Kansas firm to test LaPorte County wind
Trade Wind Energy of Lenexa, Kan., will put up the tower, 197 feet high and 6 inches in circumference, outside LaCrosse to monitor wind speeds at various heights 24 hours a day for about two years.
The testing will determine if there's enough wind to warrant building a wind farm that might produce 200 megawatts per hour, said Paul Smith, a leasing specialist with Trade Wind Energy. The monitoring tower will be on a site that's leased.
"We believe there is. We've been studying this area now for eight months," Smith said.
The company is exploring building two wind farms, one near LaCrosse and one near Kouts. The neighboring communities are about 25 miles southeast of Gary.

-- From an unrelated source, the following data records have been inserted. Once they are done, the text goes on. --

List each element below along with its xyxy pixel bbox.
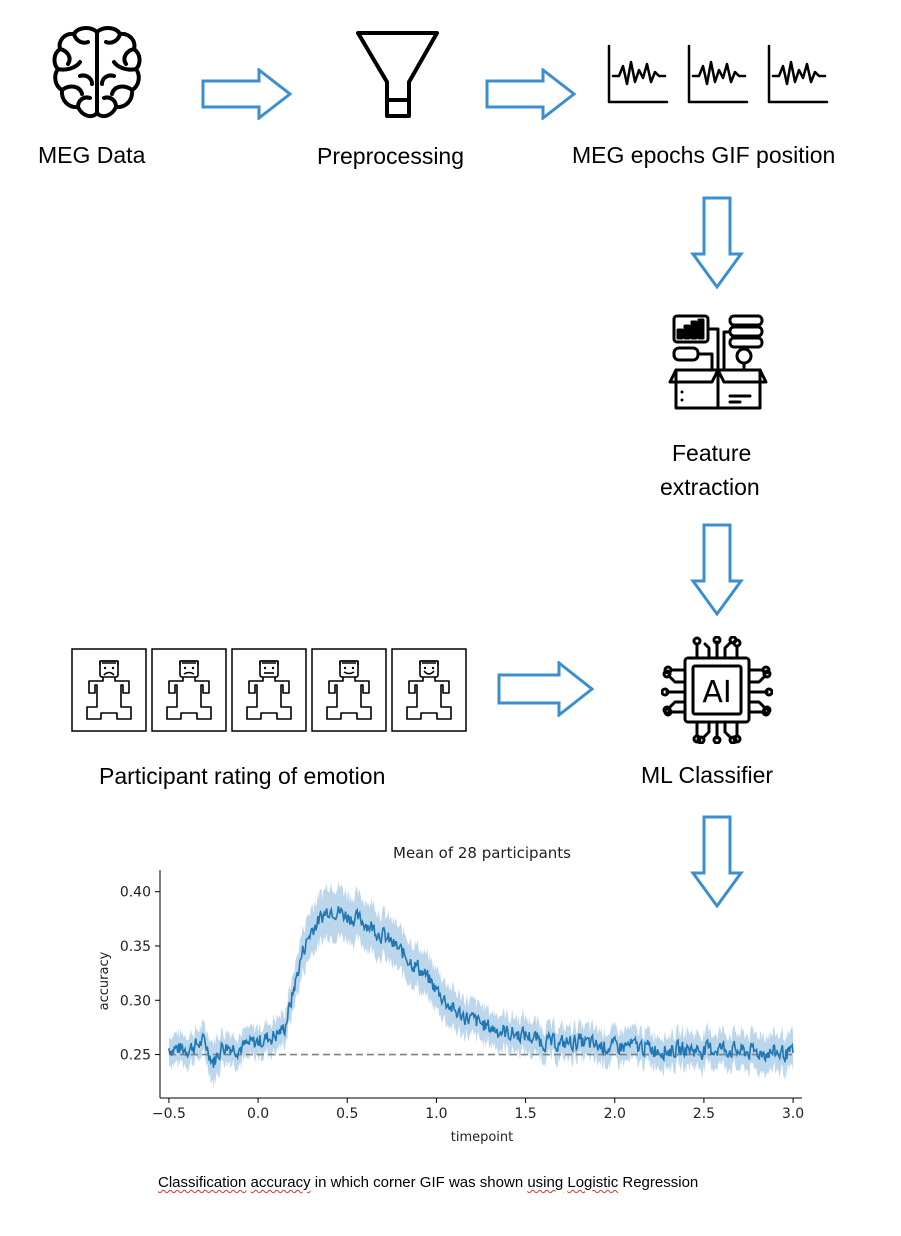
x-axis-label: timepoint <box>451 1130 514 1145</box>
arrow-right-icon <box>201 68 293 120</box>
feature-extraction-icon <box>668 314 768 410</box>
x-tick-label: 1.5 <box>514 1106 536 1122</box>
y-tick-label: 0.40 <box>120 885 151 901</box>
meg-signals-icon <box>607 44 829 104</box>
preprocessing-label: Preprocessing <box>317 143 465 169</box>
x-tick-label: 0.5 <box>336 1106 358 1122</box>
y-tick-label: 0.30 <box>120 993 151 1009</box>
emotion-rating-scale <box>71 648 467 732</box>
meg-data-label: MEG Data <box>38 142 146 168</box>
feature-extraction-label-line2: extraction <box>660 474 760 500</box>
emotion-face-neutral <box>231 648 307 732</box>
emotion-face-happy <box>311 648 387 732</box>
caption-word: Classification <box>158 1174 247 1191</box>
arrow-down-icon <box>690 196 744 290</box>
feature-extraction-label-line1: Feature <box>672 440 752 466</box>
y-tick-label: 0.25 <box>120 1048 151 1064</box>
x-tick-label: 1.0 <box>425 1106 447 1122</box>
y-axis-label: accuracy <box>97 951 112 1010</box>
accuracy-chart: Mean of 28 participants timepoint accura… <box>97 844 804 1145</box>
chart-title: Mean of 28 participants <box>393 844 571 862</box>
arrow-down-icon <box>690 815 744 909</box>
x-tick-label: 0.0 <box>247 1106 269 1122</box>
mean-accuracy-line <box>168 906 794 1068</box>
caption-word: in which corner GIF was shown <box>310 1174 528 1191</box>
caption-word: Regression <box>618 1174 699 1191</box>
emotion-face-very-happy <box>391 648 467 732</box>
emotion-face-very-sad <box>71 648 147 732</box>
caption-word: Logistic <box>567 1174 619 1191</box>
ml-classifier-label: ML Classifier <box>641 762 774 788</box>
figure-caption: Classification accuracy in which corner … <box>158 1174 698 1191</box>
arrow-right-icon <box>485 68 577 120</box>
x-tick-label: 2.0 <box>604 1106 626 1122</box>
arrow-right-icon <box>497 661 595 717</box>
x-tick-label: 3.0 <box>782 1106 804 1122</box>
brain-icon <box>52 26 142 119</box>
participant-rating-label: Participant rating of emotion <box>99 763 386 789</box>
x-tick-label: 2.5 <box>693 1106 715 1122</box>
x-tick-label: −0.5 <box>152 1106 186 1122</box>
caption-word: using <box>527 1174 564 1191</box>
funnel-icon <box>356 31 439 118</box>
arrow-down-icon <box>690 523 744 617</box>
epochs-label: MEG epochs GIF position <box>572 142 836 168</box>
y-tick-label: 0.35 <box>120 939 151 955</box>
ai-chip-text: AI <box>702 675 731 710</box>
caption-word: accuracy <box>250 1174 311 1191</box>
confidence-band <box>168 881 794 1090</box>
ai-chip-icon: AI <box>661 636 773 744</box>
emotion-face-sad <box>151 648 227 732</box>
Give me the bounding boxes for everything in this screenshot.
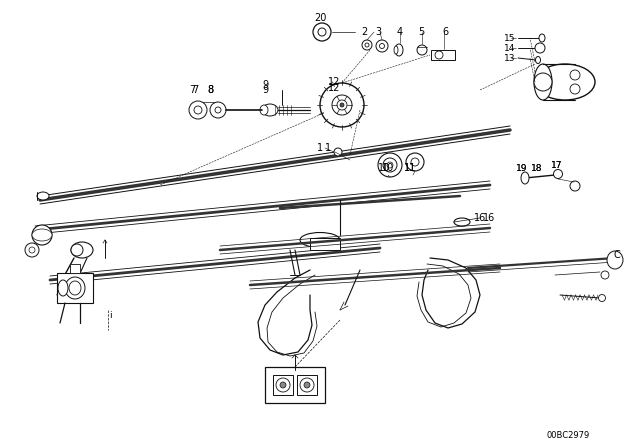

Because towers with guy wires to help stabilize them are not allowed in the county, a zoning variance had to be granted.
"They want to get going with it," LaPorte County zoning administrator Ray Hamilton said.
Smith said a wind farm would have about 10 percent the generating capacity as the NIPSCO electrical plant in Wheatfield.
NIPSCO would be a potential customer for the electricity produced at the wind farm that would feed into existing high voltage lines, he said.
"We just feel it's a good location," said Richard Polich, also of Trade Wind Energy.
Another monitoring tower is being planned for somewhere between LaCrosse and Kouts.
"We'd like to do a monitoring tower in Porter County if we can get lease agreements with landowners," Smith said.
If the findings are favorable, Smith said it would take about four years to negotiate lease agreements with existing landowners and construct a wind farm.
He said 38,000 acres are being considered for wind farm construction in LaPorte and Porter counties.
The state's first commercial power station fueled by the wind, the 130-megawatt Benton County Wind Farm about 60 miles south of Gary, went online in May. It generates enough power to light 43,000 homes.
Another Benton County wind farm, the 750-megawatt Fowler Ridge Wind Farm, will be one of the nation's largest when complete. A 400-megawatt first stage is expected to begin operating later this year.
At least four other Indiana wind farms are in the planning stages.
A 2006 study by the U.S. Department of Energy's National Renewable Energy Laboratory found that Indiana's winds could produce at least 40,000 megawatts of electricity, or more than twice the state's current generating capacity.